The idea for a national student database, which became public last fall, grew out of a push for more accountability in education that also spawned the No Child Left Behind Act. That law has altered priorities and goals at the secondary school level.

Database backers in government and in higher education circles say their ability to track students throughout their education careers has been hamstrung by cultural and societal changes.

Students are more mobile now. They transfer from school to school more often and drop out more frequently, sometimes returning years later to resume their studies. But each time they do, they’re listed as new students, making graduation rates less reliable.

“It could probably be helpful, because it would track students and help ensure that the policies and student aid are accomplishing what they’re set out to do,” said Kerry Bolognese, director of federal relations and higher education for the National Association of State and Land Grant Colleges.
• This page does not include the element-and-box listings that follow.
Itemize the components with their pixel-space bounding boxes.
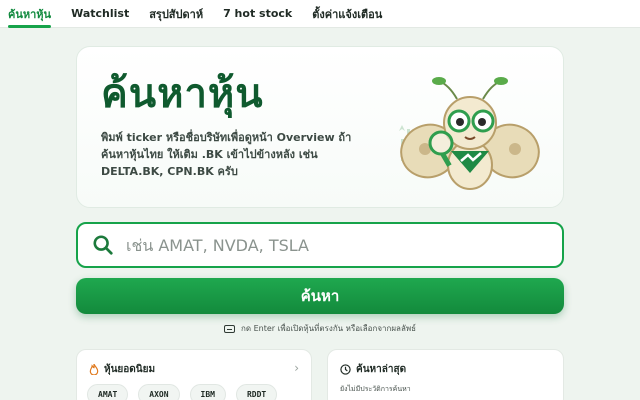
popular-stocks-card: หุ้นยอดนิยม › AMAT AXON IBM RDDT	[76, 349, 312, 400]
ticker-chip[interactable]: AXON	[138, 384, 180, 400]
ticker-chip[interactable]: AMAT	[87, 384, 129, 400]
popular-ticker-list: AMAT AXON IBM RDDT	[87, 384, 278, 400]
recent-empty-text: ยังไม่มีประวัติการค้นหา	[340, 385, 411, 393]
recent-search-card: ค้นหาล่าสุด ยังไม่มีประวัติการค้นหา	[327, 349, 564, 400]
tab-alert-settings[interactable]: ตั้งค่าแจ้งเตือน	[312, 0, 382, 28]
tab-search-stock[interactable]: ค้นหาหุ้น	[8, 0, 52, 28]
keyboard-icon	[223, 324, 235, 333]
hero-card: ค้นหาหุ้น พิมพ์ ticker หรือชื่อบริษัทเพื…	[76, 46, 564, 208]
moth-mascot-magnifier-icon: ✦	[399, 77, 540, 190]
popular-title-text: หุ้นยอดนิยม	[104, 364, 156, 375]
tab-hot-stock[interactable]: 7 hot stock	[223, 0, 292, 28]
recent-title: ค้นหาล่าสุด	[340, 362, 406, 377]
page-title: ค้นหาหุ้น	[101, 70, 264, 117]
chevron-right-icon[interactable]: ›	[294, 361, 299, 375]
search-input[interactable]	[126, 235, 526, 255]
tab-watchlist[interactable]: Watchlist	[71, 0, 129, 28]
search-box	[76, 222, 564, 268]
popular-title: หุ้นยอดนิยม	[89, 362, 155, 377]
search-icon	[93, 235, 113, 255]
search-hint-text: กด Enter เพื่อเปิดหุ้นที่ตรงกัน หรือเลือ…	[240, 324, 417, 333]
flame-icon	[89, 364, 99, 375]
tab-weekly-summary[interactable]: สรุปสัปดาห์	[149, 0, 203, 28]
clock-icon	[340, 364, 351, 375]
ticker-chip[interactable]: RDDT	[235, 384, 278, 400]
top-nav: ค้นหาหุ้น Watchlist สรุปสัปดาห์ 7 hot st…	[0, 0, 640, 28]
search-button[interactable]: ค้นหา	[76, 278, 564, 314]
hero-description: พิมพ์ ticker หรือชื่อบริษัทเพื่อดูหน้า O…	[101, 131, 352, 178]
search-hint: กด Enter เพื่อเปิดหุ้นที่ตรงกัน หรือเลือ…	[0, 322, 640, 335]
ticker-chip[interactable]: IBM	[189, 384, 226, 400]
recent-title-text: ค้นหาล่าสุด	[356, 364, 407, 375]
A national database would change how colleges and universities submit information to the federal government about enrollment, graduation rates and financial aid. Except for students who receive federal financial aid, the information is currently supplied in aggregate form without identifying students by name or Social Security number.

As outlined in an Education Department feasibility study, a database using names and Social Security numbers would cover everyone, federal aid recipients or not. Neither students nor schools would have the option to say no.
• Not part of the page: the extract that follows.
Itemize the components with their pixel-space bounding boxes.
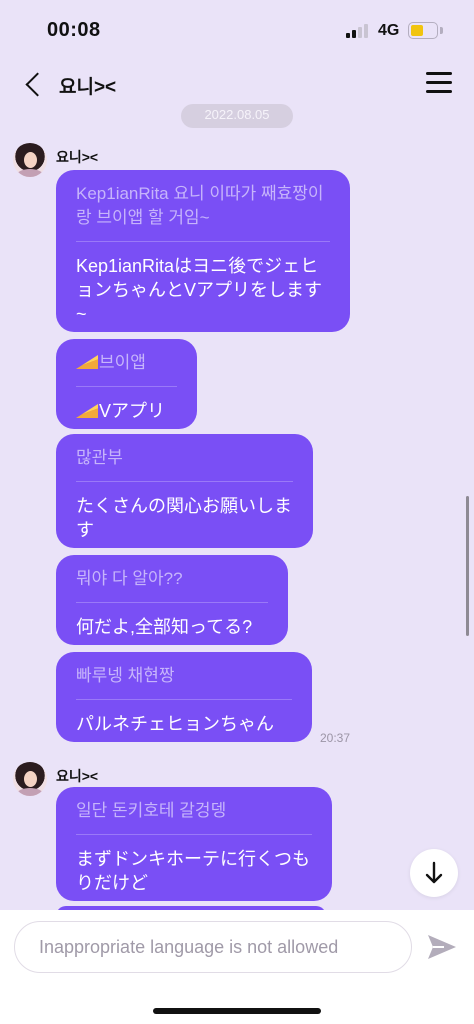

The study said that security safeguards would prevent improper access to the database, noting that information compiled at the department’s National Center for Education Statistics has never been “wrongfully disclosed,” nor has its firewalls been breached.

“If collected, the data would be technologically protected and secure,” the study said.

Still, there might be loopholes.

“Under the Patriot Act, the attorney general and the Department of Justice could conceivably obtain access … to fight terrorism,” the study said.

The idea has divided the higher education community largely along public and private school lines. Travis Reindl of the American Association of State Colleges and Universities, a national organization of public four-year schools, said opponents are “tapping into a rich political vein about worries about Big Brother, particularly in a post-Sept. 11 world.”

Reindl calls the issue a smokescreen for opponents from private institutions who don’t want the government interfering in their schools, even though many of their students benefit from federal aid.

David Sallee, president of William Jewell College, a private four-year liberal arts school in Liberty, said privacy concerns are paramount.

“Anytime we start tracking individuals worries me,” Sallee said.

Students appear equally nervous. From New England to the West Coast, college newspapers have editorialized against the plan.

“Students are definitely aware of the government’s involvement in personal lives that has become more and more apparent since 9/11,” said Jasmine Harris, legislative director of the United States Student Association, which represents more than 1 million college students.

Whitehurst said building the database would cost the federal government $10 million to $12 million. Costs to schools would vary.

If the idea is developed, he said, the department hopes that Congress would include it in the reauthorization of the Higher Education Act, which expires this year. A pilot program involving 1,500 schools could begin next year.

“Higher education has transformed,” Whitehurst said. “Now a student who starts at one school and finishes there is in the minority. Our statistics are getting really to a point where they poorly represent what’s going on.”